One such kingship that remains today is that of the Lozi, who have their origins in the Congo Basin. Oral tradition has it that they established themselves in the Barotse flood plains of southwestern Zambia during the 17th century, and it is a tribute to their social cohesion that they have managed to maintain a distinct identity to this day.Historically, the Lozi were the dominant grouping north of the Zambezi, while, on the south bank of the river, the Nambya state, a Shona-speaking group, rose to prominence during the 12th and 13th centuries. They were a dominant political grouping until they were crushed by the invading Ndebele under Mzilikazi around 1838.At the time of Livingstone's expedition along the Zambezi in 1855, the Lozi had been displaced by a Sotho-speaking elite known as the Mokololo, and it was their principal chief Sekeletu who first guided the British explorer to the Falls. Sekeletu was eventually overthrown by the Lozi elite who re-established their dominance along the Zambezi, heralding a period of bloody civil and inter-community strife that culminated in several battles in the Victoria Falls area during the 1870s and 1880s.The Lozi Litunga (king) Sepopa resorted to feeding many of his subjects to crocodiles in the Zambezi, and these reptiles used to gather in large numbers eagerly awaiting his executions, which used to take place on the river above Mwandi (Old Sesheke).

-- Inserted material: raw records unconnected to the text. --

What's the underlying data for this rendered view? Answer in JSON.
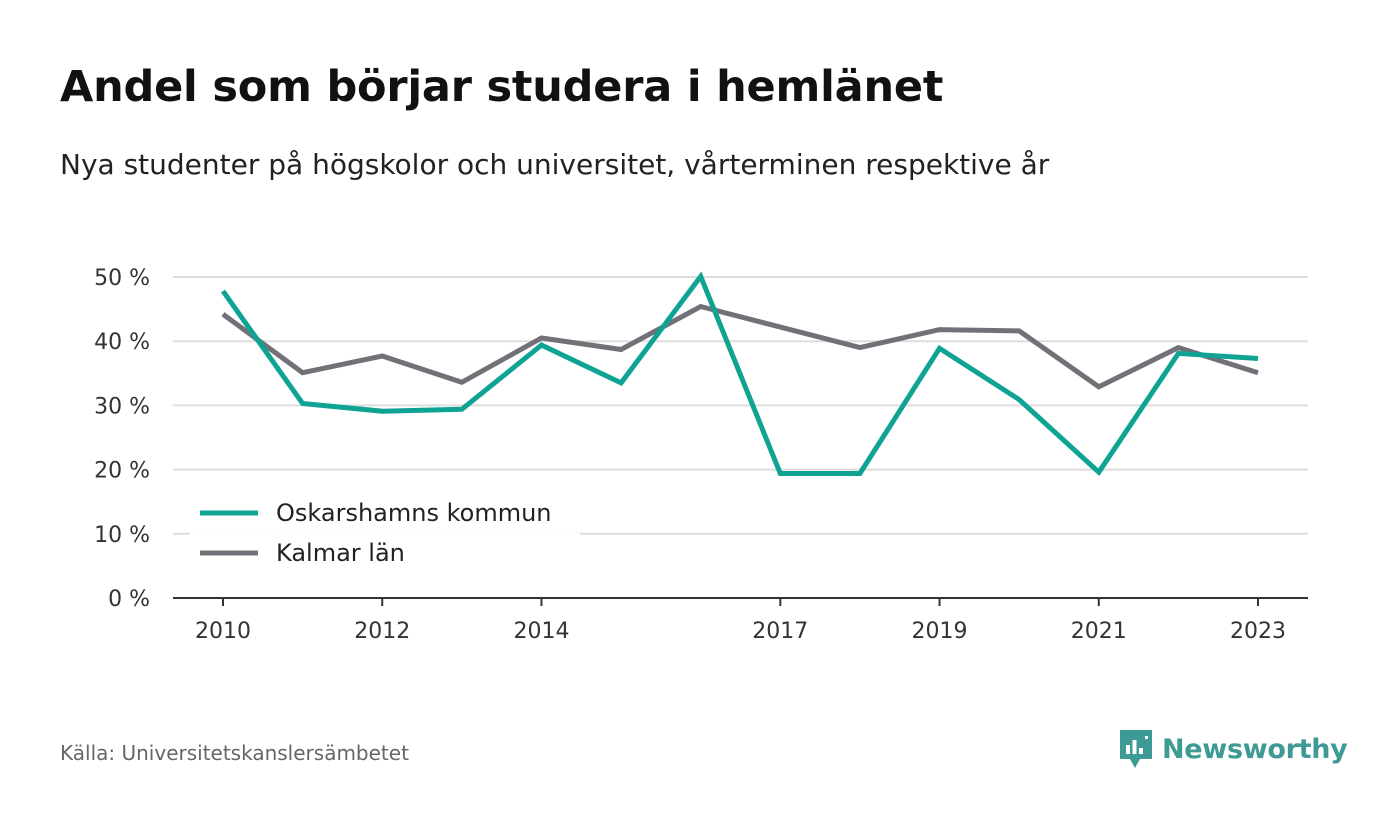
{
  "title": "Andel som börjar studera i hemlänet",
  "subtitle": "Nya studenter på högskolor och universitet, vårterminen respektive år",
  "source": "Källa: Universitetskanslersämbetet",
  "brand": {
    "name": "Newsworthy",
    "icon": "newsworthy-logo-icon",
    "color": "#3d9a94"
  },
  "chart_data": {
    "type": "line",
    "x": [
      2010,
      2011,
      2012,
      2013,
      2014,
      2015,
      2016,
      2017,
      2018,
      2019,
      2020,
      2021,
      2022,
      2023
    ],
    "x_tick_labels": [
      "2010",
      "2012",
      "2014",
      "2017",
      "2019",
      "2021",
      "2023"
    ],
    "y_ticks": [
      0,
      10,
      20,
      30,
      40,
      50
    ],
    "y_tick_labels": [
      "0 %",
      "10 %",
      "20 %",
      "30 %",
      "40 %",
      "50 %"
    ],
    "ylim": [
      0,
      50
    ],
    "grid": true,
    "legend_position": "bottom-left",
    "series": [
      {
        "name": "Oskarshamns kommun",
        "color": "#0fa394",
        "values": [
          47.8,
          30.3,
          29.1,
          29.4,
          39.4,
          33.5,
          50.1,
          19.4,
          19.4,
          38.9,
          30.9,
          19.6,
          38.1,
          37.3
        ]
      },
      {
        "name": "Kalmar län",
        "color": "#737178",
        "values": [
          44.2,
          35.1,
          37.7,
          33.6,
          40.5,
          38.7,
          45.4,
          42.2,
          39.0,
          41.8,
          41.6,
          32.9,
          39.0,
          35.1
        ]
      }
    ]
  }
}
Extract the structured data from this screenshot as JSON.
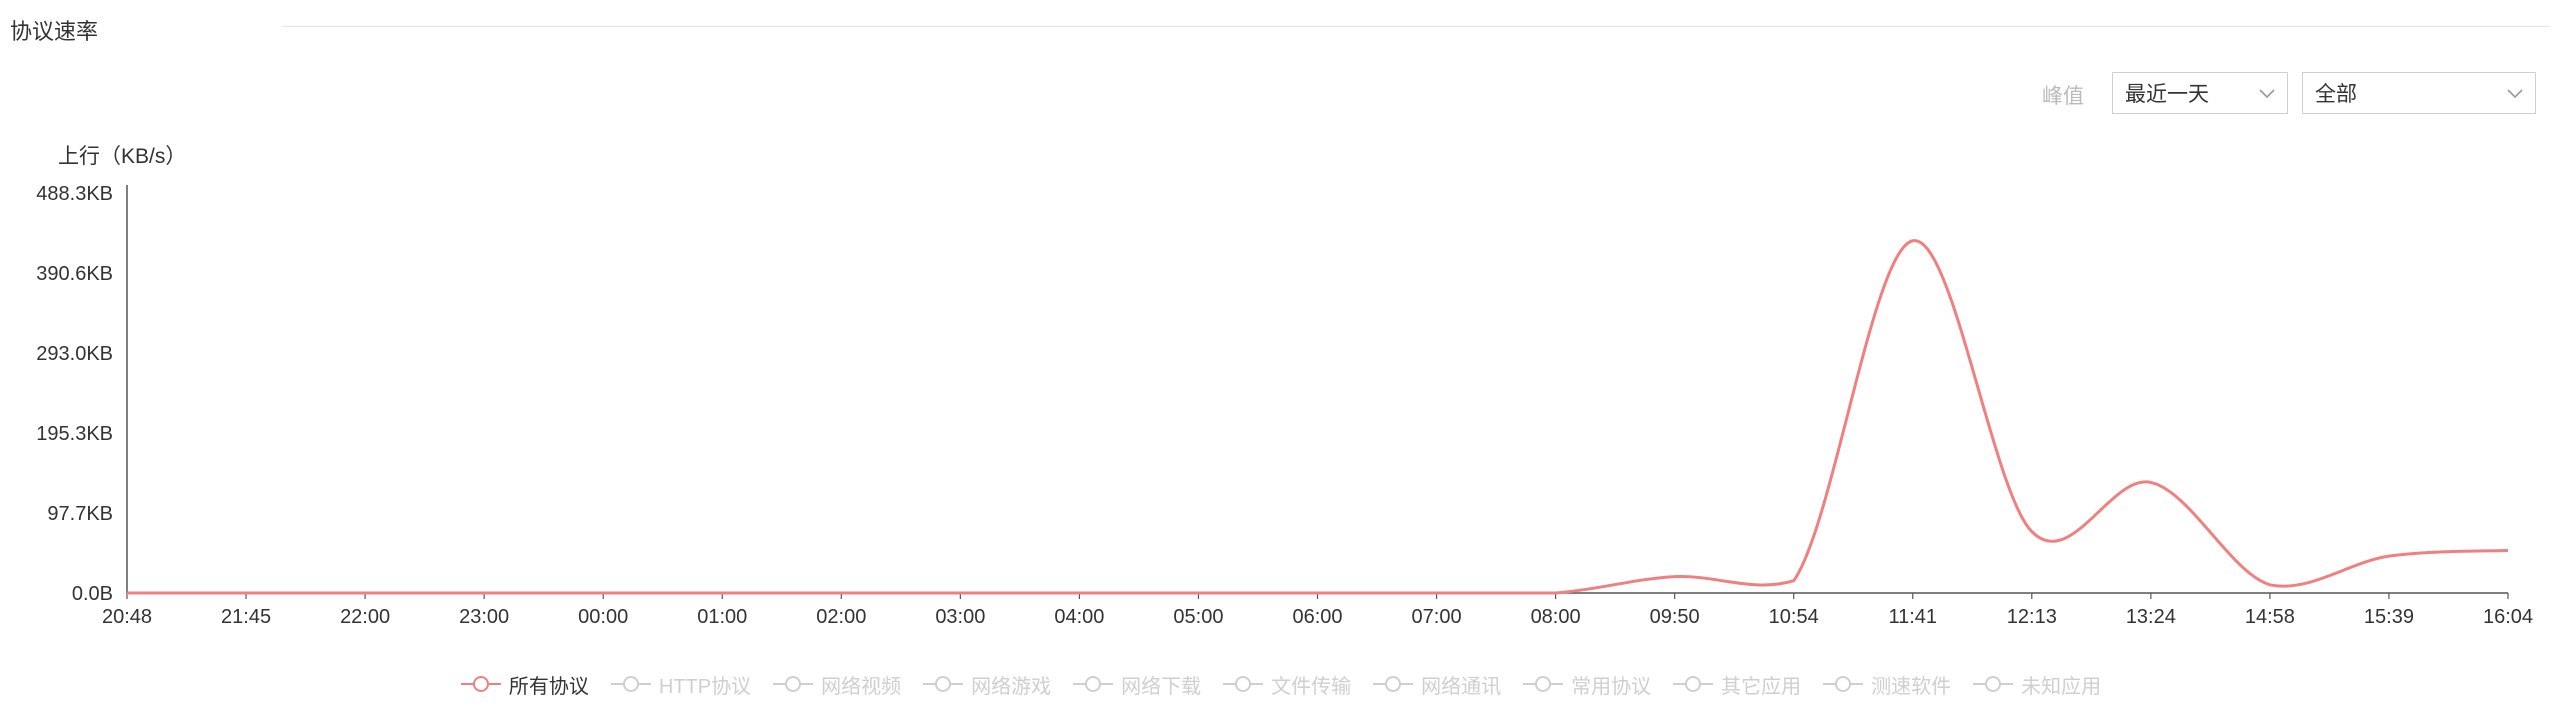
{
  "section_title": "协议速率",
  "controls": {
    "peak_label": "峰值",
    "time_range_select": {
      "value": "最近一天"
    },
    "protocol_select": {
      "value": "全部"
    }
  },
  "chart_data": {
    "type": "line",
    "title": "",
    "ylabel": "上行（KB/s）",
    "xlabel": "",
    "yticks": [
      "0.0B",
      "97.7KB",
      "195.3KB",
      "293.0KB",
      "390.6KB",
      "488.3KB"
    ],
    "ylim": [
      0,
      488.3
    ],
    "categories": [
      "20:48",
      "21:45",
      "22:00",
      "23:00",
      "00:00",
      "01:00",
      "02:00",
      "03:00",
      "04:00",
      "05:00",
      "06:00",
      "07:00",
      "08:00",
      "09:50",
      "10:54",
      "11:41",
      "12:13",
      "13:24",
      "14:58",
      "15:39",
      "16:04"
    ],
    "series": [
      {
        "name": "所有协议",
        "color": "#f08080",
        "values": [
          0,
          0,
          0,
          0,
          0,
          0,
          0,
          0,
          0,
          0,
          0,
          0,
          0,
          20,
          15,
          430,
          75,
          135,
          10,
          45,
          52
        ]
      }
    ],
    "grid": false,
    "legend_position": "bottom-center"
  },
  "legend": {
    "items": [
      {
        "label": "所有协议",
        "active": true
      },
      {
        "label": "HTTP协议",
        "active": false
      },
      {
        "label": "网络视频",
        "active": false
      },
      {
        "label": "网络游戏",
        "active": false
      },
      {
        "label": "网络下载",
        "active": false
      },
      {
        "label": "文件传输",
        "active": false
      },
      {
        "label": "网络通讯",
        "active": false
      },
      {
        "label": "常用协议",
        "active": false
      },
      {
        "label": "其它应用",
        "active": false
      },
      {
        "label": "测速软件",
        "active": false
      },
      {
        "label": "未知应用",
        "active": false
      }
    ]
  }
}
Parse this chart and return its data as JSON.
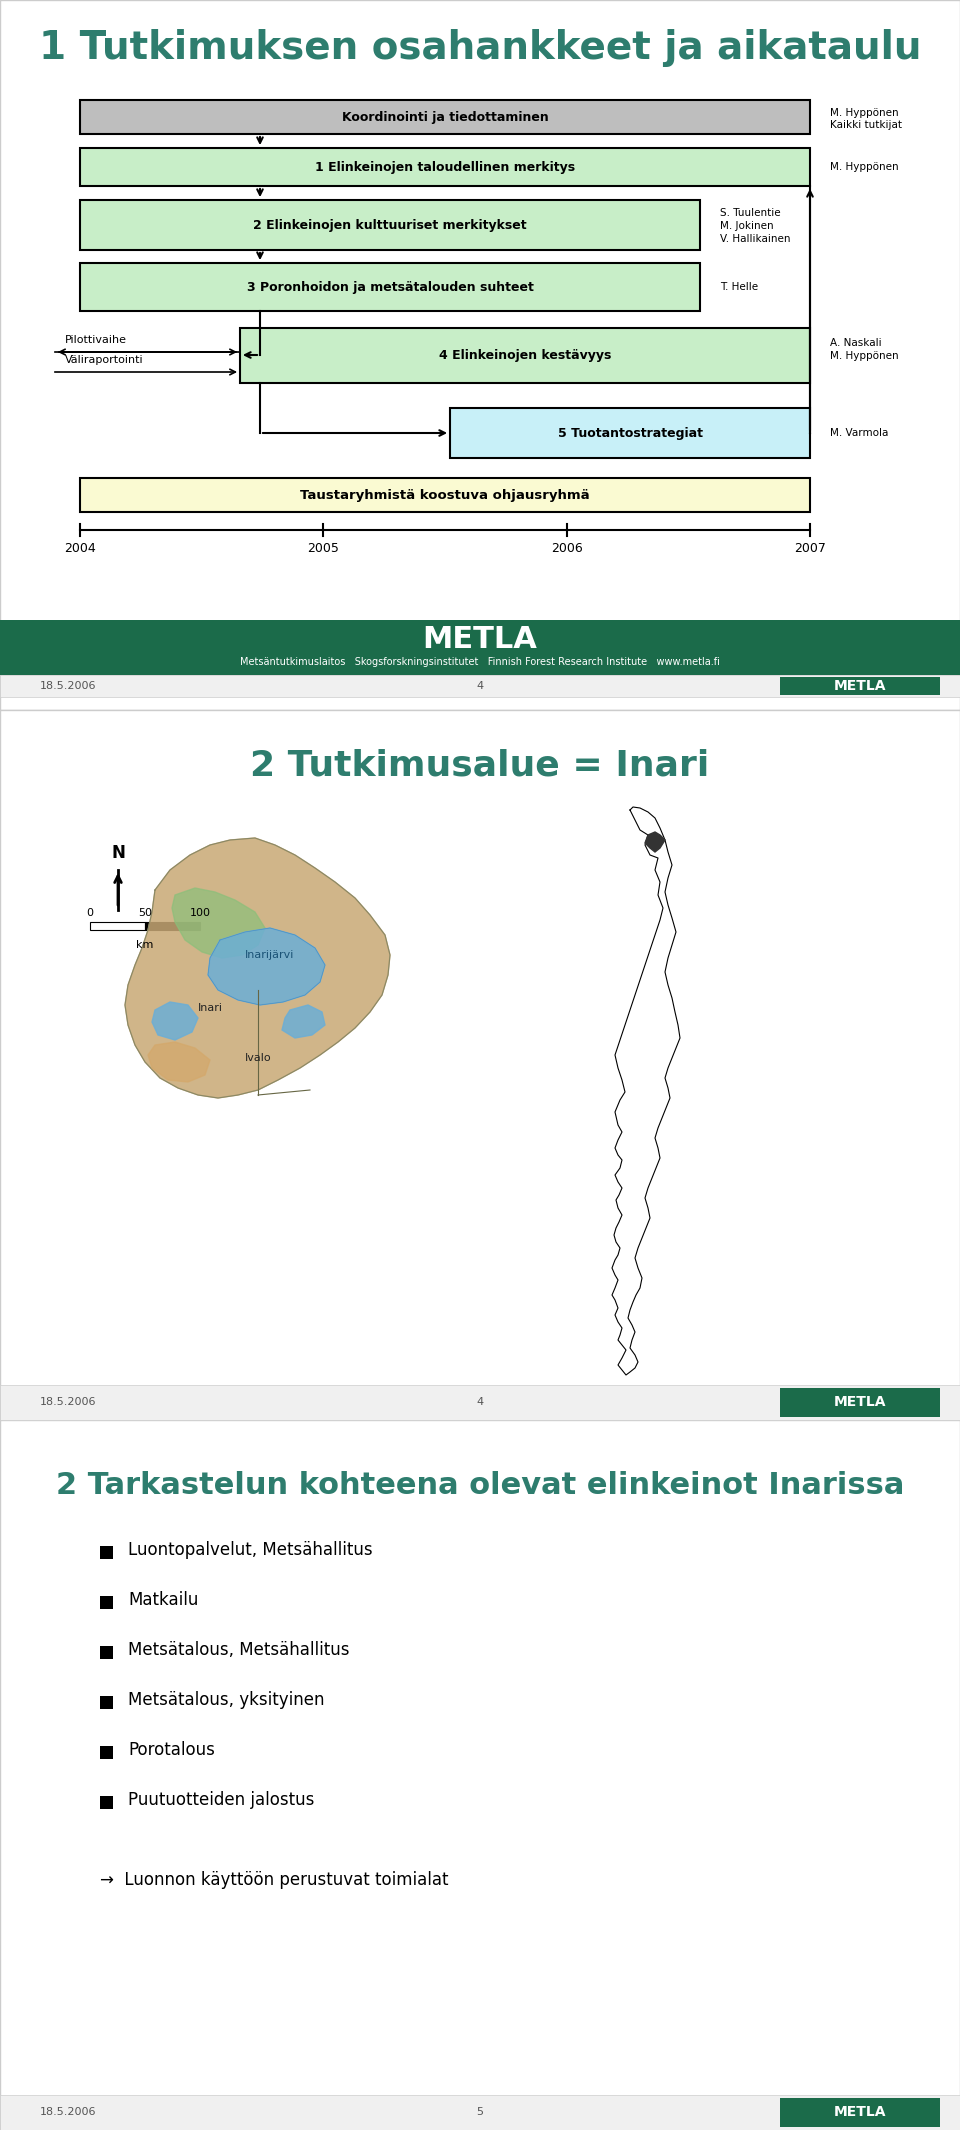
{
  "slide1_title": "1 Tutkimuksen osahankkeet ja aikataulu",
  "slide1_title_color": "#2E7D6E",
  "metla_bg": "#1B6B4A",
  "metla_text": "METLA",
  "metla_sub": "Metsäntutkimuslaitos   Skogsforskningsinstitutet   Finnish Forest Research Institute   www.metla.fi",
  "slide2_title": "2 Tutkimusalue = Inari",
  "slide2_title_color": "#2E7D6E",
  "slide3_title": "2 Tarkastelun kohteena olevat elinkeinot Inarissa",
  "slide3_title_color": "#2E7D6E",
  "slide3_bullets": [
    "Luontopalvelut, Metsähallitus",
    "Matkailu",
    "Metsätalous, Metsähallitus",
    "Metsätalous, yksityinen",
    "Porotalous",
    "Puutuotteiden jalostus"
  ],
  "slide3_arrow_text": "→  Luonnon käyttöön perustuvat toimialat",
  "footer_date": "18.5.2006",
  "footer_page4": "4",
  "footer_page5": "5",
  "koordinointi_label": "Koordinointi ja tiedottaminen",
  "koordinointi_bg": "#BEBEBE",
  "koordinointi_note": "M. Hyppönen\nKaikki tutkijat",
  "box1_label": "1 Elinkeinojen taloudellinen merkitys",
  "box1_bg": "#C8EEC8",
  "box1_note": "M. Hyppönen",
  "box2_label": "2 Elinkeinojen kulttuuriset merkitykset",
  "box2_bg": "#C8EEC8",
  "box2_note": "S. Tuulentie\nM. Jokinen\nV. Hallikainen",
  "box3_label": "3 Poronhoidon ja metsätalouden suhteet",
  "box3_bg": "#C8EEC8",
  "box3_note": "T. Helle",
  "box4_label": "4 Elinkeinojen kestävyys",
  "box4_bg": "#C8EEC8",
  "box4_note": "A. Naskali\nM. Hyppönen",
  "box5_label": "5 Tuotantostrategiat",
  "box5_bg": "#C8F0F8",
  "box5_note": "M. Varmola",
  "ohjaus_label": "Taustaryhmistä koostuva ohjausryhmä",
  "ohjaus_bg": "#FAFAD2",
  "pilotti_label": "Pilottivaihe",
  "valira_label": "Väliraportointi",
  "timeline_years": [
    "2004",
    "2005",
    "2006",
    "2007"
  ]
}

Image: Czech explorer Emil Holub's impression of canoes at Sesheke. Courtesy Rob Barrett

The Matabele attacked the Lozi three times during the 1880s in their bid for dominance towards the end of the 19th century. It is said that the Lozi and the Tonga had a hiding place between the third and fourth gorges below the Falls, to which they used to retreat during these attacks, and that all boats were hidden on the north bank of the river.